Zeolithe mit Porengrößen von drei bis vier Ångström eignen sich besonders für die Trocknung von Gasen, aber auch von organischen Lösungsmitteln, wie Alkohole oder Kohlenwasserstoffe.
Im Labor werden Zeolithe als Molekularsieb-Sorbentien verwendet, um wasserfreie Lösungsmittel zu lagern. Eindringende Feuchtigkeit würde durch das Filtergranulat adsorbiert werden, wodurch das Lösungsmittel trocken gehalten wird. Die Abwesenheit von Feuchtigkeit ist für zahlreiche Synthesen im chemischen Labor oft eine unabdingbare Voraussetzung. Durch Erhitzen können Zeolithe leicht regeneriert werden, wodurch sie mehrmals benutzt werden können.

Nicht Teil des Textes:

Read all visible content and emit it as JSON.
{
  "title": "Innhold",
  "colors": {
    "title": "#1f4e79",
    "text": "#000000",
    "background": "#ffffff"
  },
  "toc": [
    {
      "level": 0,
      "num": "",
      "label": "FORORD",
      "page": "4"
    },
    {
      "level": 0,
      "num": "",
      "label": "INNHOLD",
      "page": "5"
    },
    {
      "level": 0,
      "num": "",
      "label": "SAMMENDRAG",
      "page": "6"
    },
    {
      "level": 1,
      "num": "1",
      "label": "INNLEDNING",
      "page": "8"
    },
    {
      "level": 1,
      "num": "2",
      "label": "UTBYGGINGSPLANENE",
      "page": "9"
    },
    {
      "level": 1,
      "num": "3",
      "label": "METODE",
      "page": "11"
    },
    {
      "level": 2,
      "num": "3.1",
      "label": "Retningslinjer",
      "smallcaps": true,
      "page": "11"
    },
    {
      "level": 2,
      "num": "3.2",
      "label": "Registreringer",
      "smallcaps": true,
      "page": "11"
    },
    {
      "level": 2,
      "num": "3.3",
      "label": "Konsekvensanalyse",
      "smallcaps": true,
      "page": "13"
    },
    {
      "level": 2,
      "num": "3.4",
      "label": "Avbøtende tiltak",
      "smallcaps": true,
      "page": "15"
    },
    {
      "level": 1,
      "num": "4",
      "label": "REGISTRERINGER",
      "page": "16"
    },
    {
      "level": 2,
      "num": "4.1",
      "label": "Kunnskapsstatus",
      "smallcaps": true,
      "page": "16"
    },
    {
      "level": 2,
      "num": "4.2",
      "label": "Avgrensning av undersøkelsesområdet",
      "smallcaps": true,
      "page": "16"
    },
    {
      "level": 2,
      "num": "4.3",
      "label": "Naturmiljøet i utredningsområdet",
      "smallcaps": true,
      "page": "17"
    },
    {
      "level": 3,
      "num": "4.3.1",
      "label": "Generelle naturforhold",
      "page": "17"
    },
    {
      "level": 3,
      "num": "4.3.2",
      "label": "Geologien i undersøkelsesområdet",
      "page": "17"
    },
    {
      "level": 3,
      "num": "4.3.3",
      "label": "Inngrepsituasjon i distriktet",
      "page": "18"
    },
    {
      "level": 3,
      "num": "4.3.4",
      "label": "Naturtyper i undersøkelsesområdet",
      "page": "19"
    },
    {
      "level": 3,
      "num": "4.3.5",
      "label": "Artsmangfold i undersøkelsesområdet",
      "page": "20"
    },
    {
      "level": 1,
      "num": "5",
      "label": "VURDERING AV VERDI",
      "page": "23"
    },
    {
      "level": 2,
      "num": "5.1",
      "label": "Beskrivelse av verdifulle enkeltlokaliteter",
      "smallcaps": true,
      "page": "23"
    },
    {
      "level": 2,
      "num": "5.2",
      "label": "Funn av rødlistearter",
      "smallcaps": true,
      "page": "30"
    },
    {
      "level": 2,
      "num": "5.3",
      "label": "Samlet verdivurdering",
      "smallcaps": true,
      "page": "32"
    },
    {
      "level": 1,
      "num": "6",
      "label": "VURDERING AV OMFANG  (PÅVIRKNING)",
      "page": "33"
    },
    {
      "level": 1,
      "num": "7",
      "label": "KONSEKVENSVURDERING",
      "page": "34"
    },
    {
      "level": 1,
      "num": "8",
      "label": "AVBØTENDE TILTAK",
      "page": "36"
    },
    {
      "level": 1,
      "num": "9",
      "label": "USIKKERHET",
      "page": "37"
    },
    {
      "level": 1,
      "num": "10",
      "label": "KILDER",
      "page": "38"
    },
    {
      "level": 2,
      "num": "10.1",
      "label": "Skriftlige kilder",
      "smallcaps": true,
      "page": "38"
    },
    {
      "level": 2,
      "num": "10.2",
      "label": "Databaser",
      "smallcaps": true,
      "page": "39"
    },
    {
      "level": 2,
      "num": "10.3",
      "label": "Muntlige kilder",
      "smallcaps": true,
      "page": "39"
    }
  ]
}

Zeolithe sind auch in Waschmitteln enthalten, sie haben dort die Funktion eines Wasserenthärters. Dabei werden Kalkbildner aus dem Wasser adsorbiert.
Die Adsorptions- und Desorptionseigenschaften der Zeolithe machen sie ferner als vielversprechende Materialien für die ökologische Wärmespeicherung interessant. Zunächst wird in der sonnigen, warmen Jahreszeit dem Zeolith-Speichersystem Wärme-Energie von außen zugeführt, wobei das am Zeolith adsorbierte Wasser freigesetzt und abgeführt wird. Bei Bedarf, etwa in der kälteren Jahreszeit, wird dem System gezielt Wasser zugeführt, das nunmehr wieder am Zeolith-Material adsorbiert wird. Die beim Adsorptionsvorgang freiwerden Wärme-Energie, die Adsorptionsenergie, kann nun über Wärmetauscher zur Warmwasserbereitung und für die Gebäudeheizung genutzt werden.
Derartige Systeme, die hohen technischen und materiellen Aufwand erfordern, sind in Energiesparhäusern bereits versuchsweise im Einsatz.